# **Clustering**
Spark MLlib provides a (limited) set of clustering algorithms
- K-means
- Bisecting k-means
- Gaussian Mixture Model (GMM)

Each clustering algorithm has its own parameters. However, all the provided algorithms identify a set of groups of objects/clusters and assign each input object to one single cluster All the clustering algorithms available in Spark work only with numerical data.

The input of the MLlib clustering algorithms is a DataFrame containing a column called features of type Vector The clustering algorithm clusters the input records by considering only the content of features.

## **Clustering with Mllib**
1. Create a DataFrame with the features column
2. Define the clustering pipeline and run the fit() method on the input data to infer the clustering model (e.g., the centroids of the k-means algorithm)
    - This step returns a clustering model
3. Invoke the transform() method of the inferred clustering model on the input data to assign each input record to a cluster
    - This step returns a new DataFrame with the new column “prediction” in which the cluster identifier is stored for each input record
    
## **K-Means**

In [None]:
from pyspark.mllib.linalg import Vectors
from pyspark.ml.feature import VectorAssembler
from pyspark.ml.clustering import KMeans
from pyspark.ml import Pipeline
from pyspark.ml import PipelineModel

# input and output folders
inputData = "ex_datakmeans/dataClusteering.csv"
outputPath = "clusterskmeans/“

# Create a DataFrame from dataClusteering.csv
# Training data in raw format
inputDataDF = spark.read.load(inputData,\
                                format="csv", header=True,\
                                inferSchema=True)

In [None]:
# Define an assembler to create a column (features) of type Vector
# containing the double values associated with columns attr1, attr2, attr3
assembler = VectorAssembler(inputCols=["attr1", "attr2", "attr3"],\
outputCol="features")

**Creation of the cluster**

In [None]:
# Create a k-means object.
# k-means is an Estimator that is used to
# create a k-means algorithm
km = KMeans()
# Set the value of k ( = number of clusters)
km.setK(2)

In [None]:
# Define the pipeline
pipeline = Pipeline().setStages([assembler, km])

# Execute the pipeline
kmeansModel = pipeline.fit(inputDataDF)

In [None]:
# Now the clustering model can be applied on the input data

# to assign them to a cluster (i.e., assign a cluster id)
# The returned DataFrame has the following schema (attributes)
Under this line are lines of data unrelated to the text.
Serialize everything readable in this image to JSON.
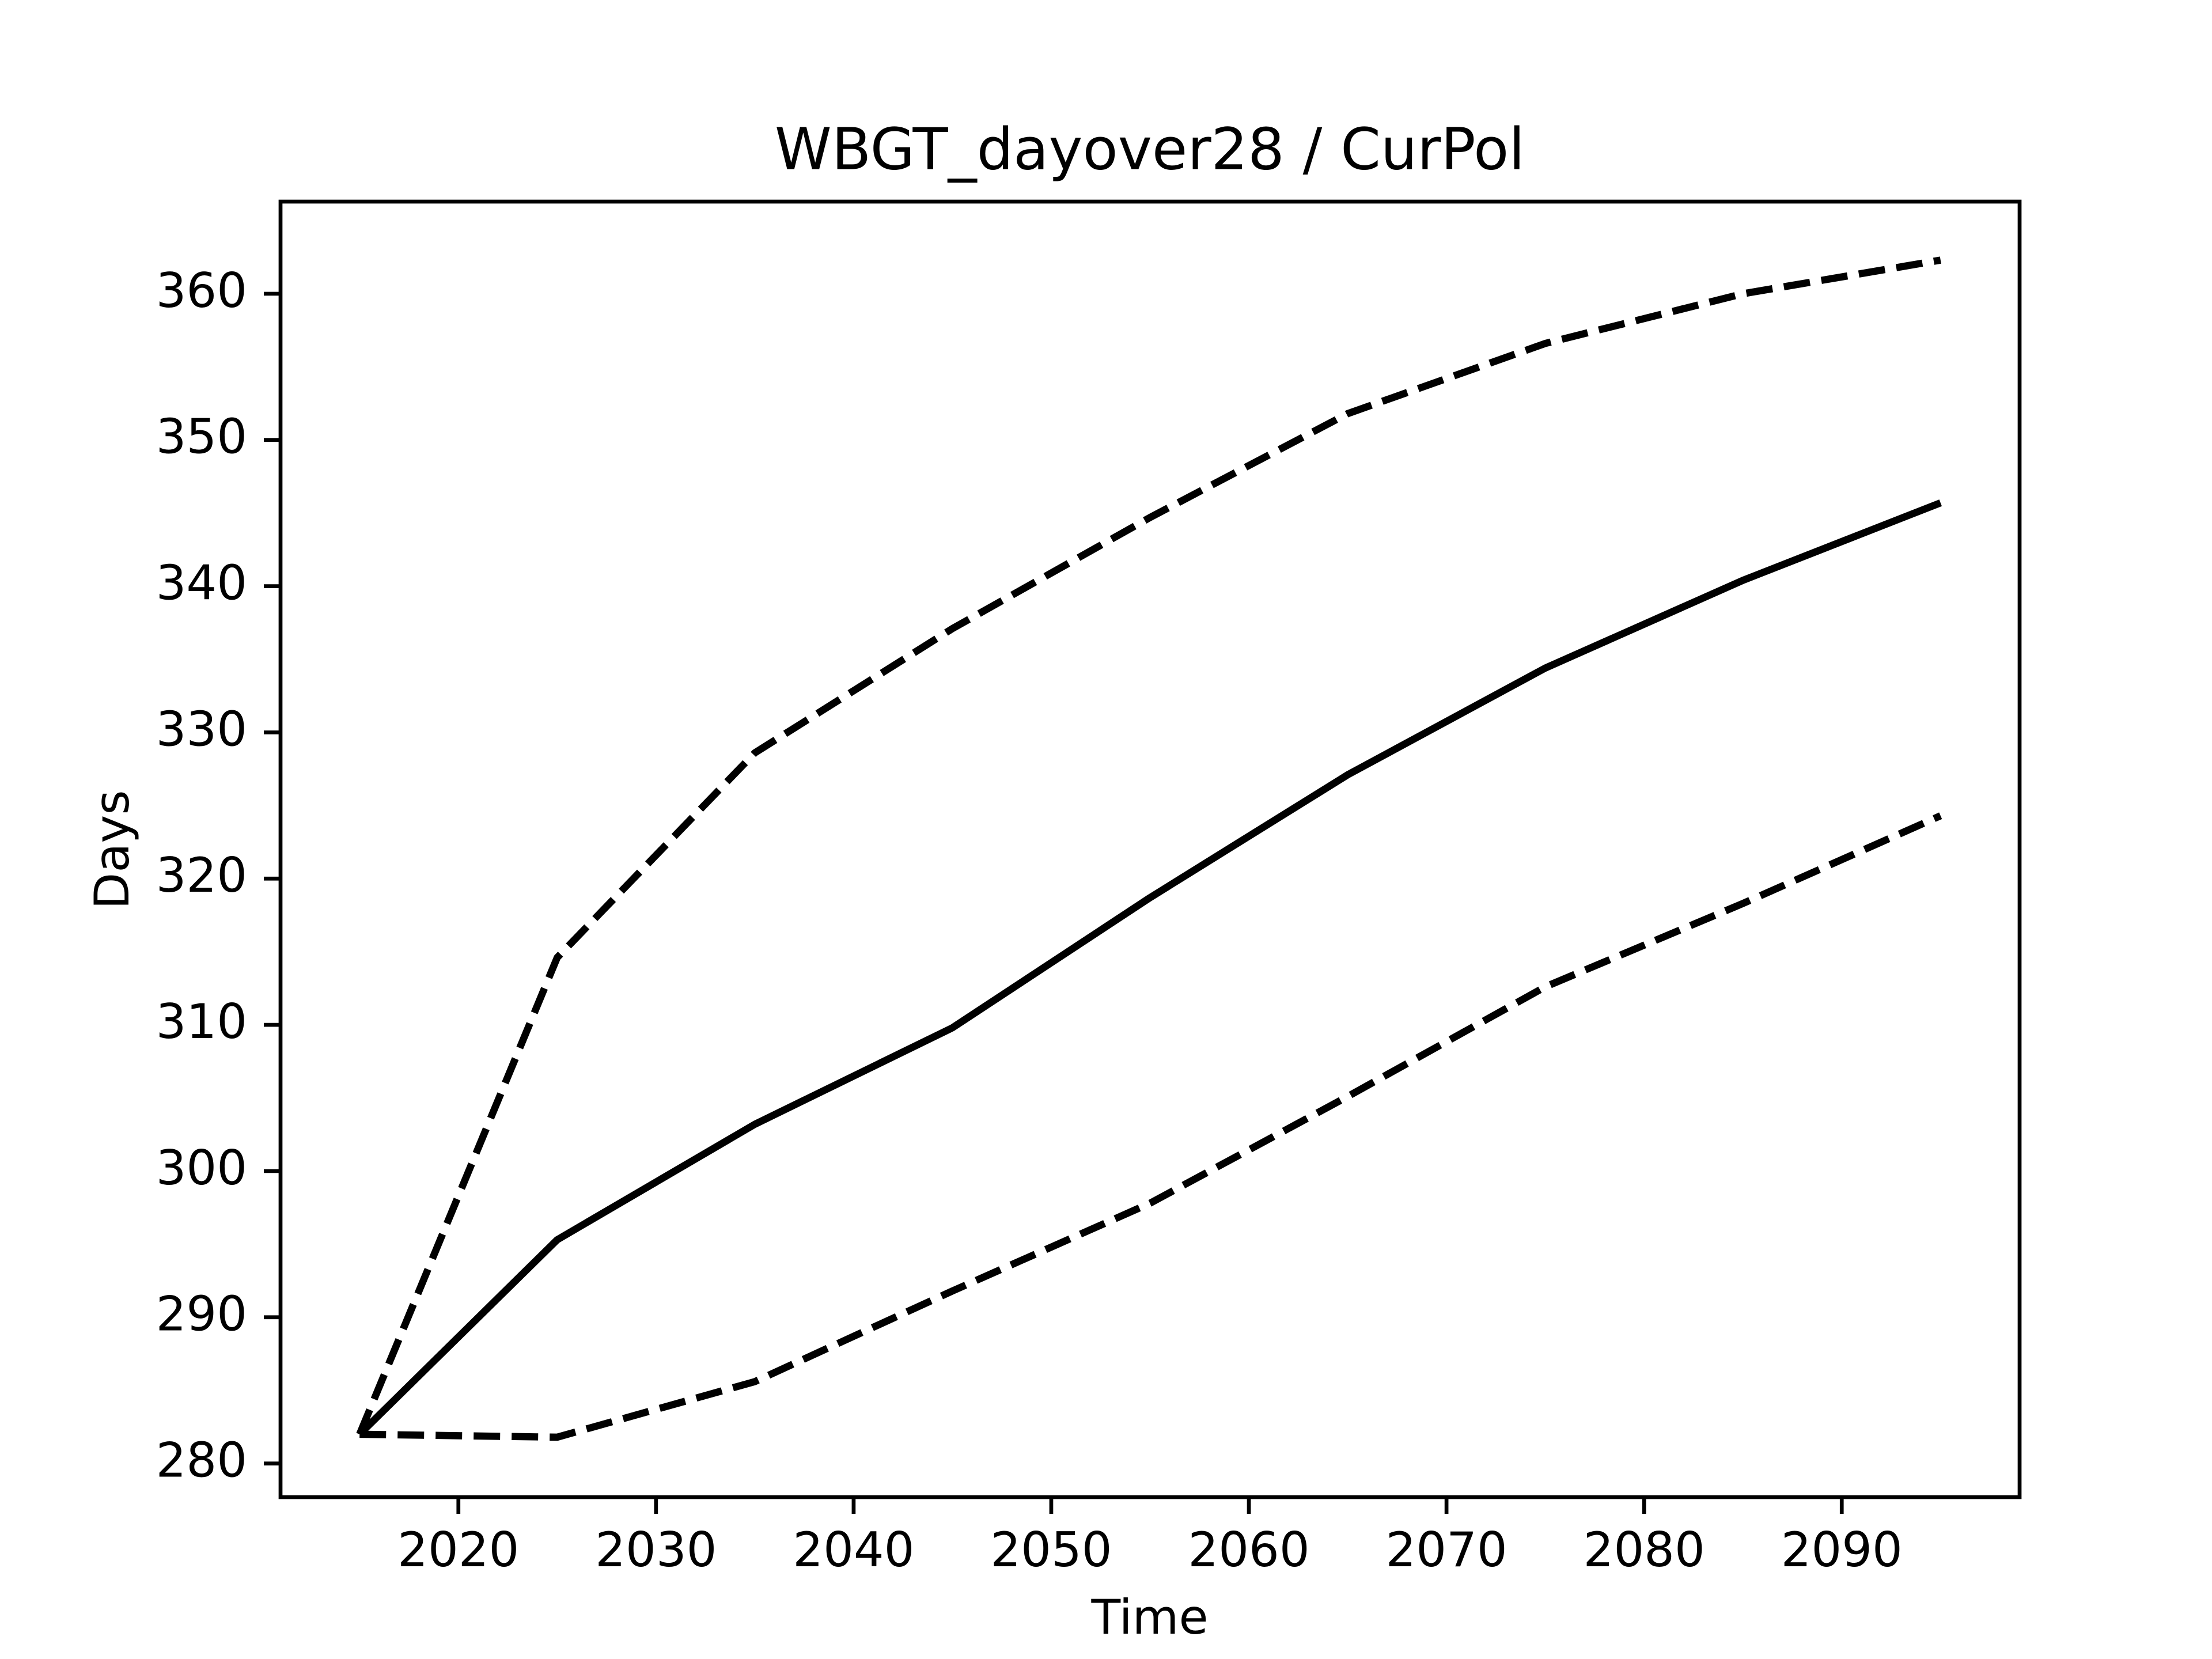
{
  "chart_data": {
    "type": "line",
    "title": "WBGT_dayover28 / CurPol",
    "x_label": "Time",
    "y_label": "Days",
    "x": [
      2015,
      2025,
      2035,
      2045,
      2055,
      2065,
      2075,
      2085,
      2095
    ],
    "series": [
      {
        "color": "#000000",
        "linestyle": "solid",
        "values": [
          282.0,
          295.3,
          303.2,
          309.8,
          318.7,
          327.1,
          334.4,
          340.4,
          345.7
        ]
      },
      {
        "color": "#000000",
        "linestyle": "dashed",
        "values": [
          282.0,
          314.6,
          328.6,
          337.1,
          344.7,
          351.8,
          356.6,
          360.0,
          362.3
        ]
      },
      {
        "color": "#000000",
        "linestyle": "dashed",
        "values": [
          282.0,
          281.8,
          285.6,
          291.8,
          297.8,
          305.1,
          312.6,
          318.3,
          324.3
        ]
      }
    ],
    "xlim": [
      2011,
      2099
    ],
    "ylim": [
      277.7,
      366.3
    ],
    "xticks": [
      2020,
      2030,
      2040,
      2050,
      2060,
      2070,
      2080,
      2090
    ],
    "yticks": [
      280,
      290,
      300,
      310,
      320,
      330,
      340,
      350,
      360
    ],
    "grid": false
  }
}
# - features: vector (values of the attributes)
# - prediction: double (the predicted cluster id)
# - original attributes attr1, attr2, attr3

clusteredDataDF = kmeansModel.transform(inputDataDF)

In [None]:
# Select only the original columns and the clusterID (prediction) one
# I rename prediction to clusterID
clusteredData = clusteredDataDF\
.select("attr1", "attr2", "attr3", "prediction")\
.withColumnRenamed("prediction","clusterID")

# Save the result in an HDFS output folder
clusteredData.write.csv(outputPath, header="true")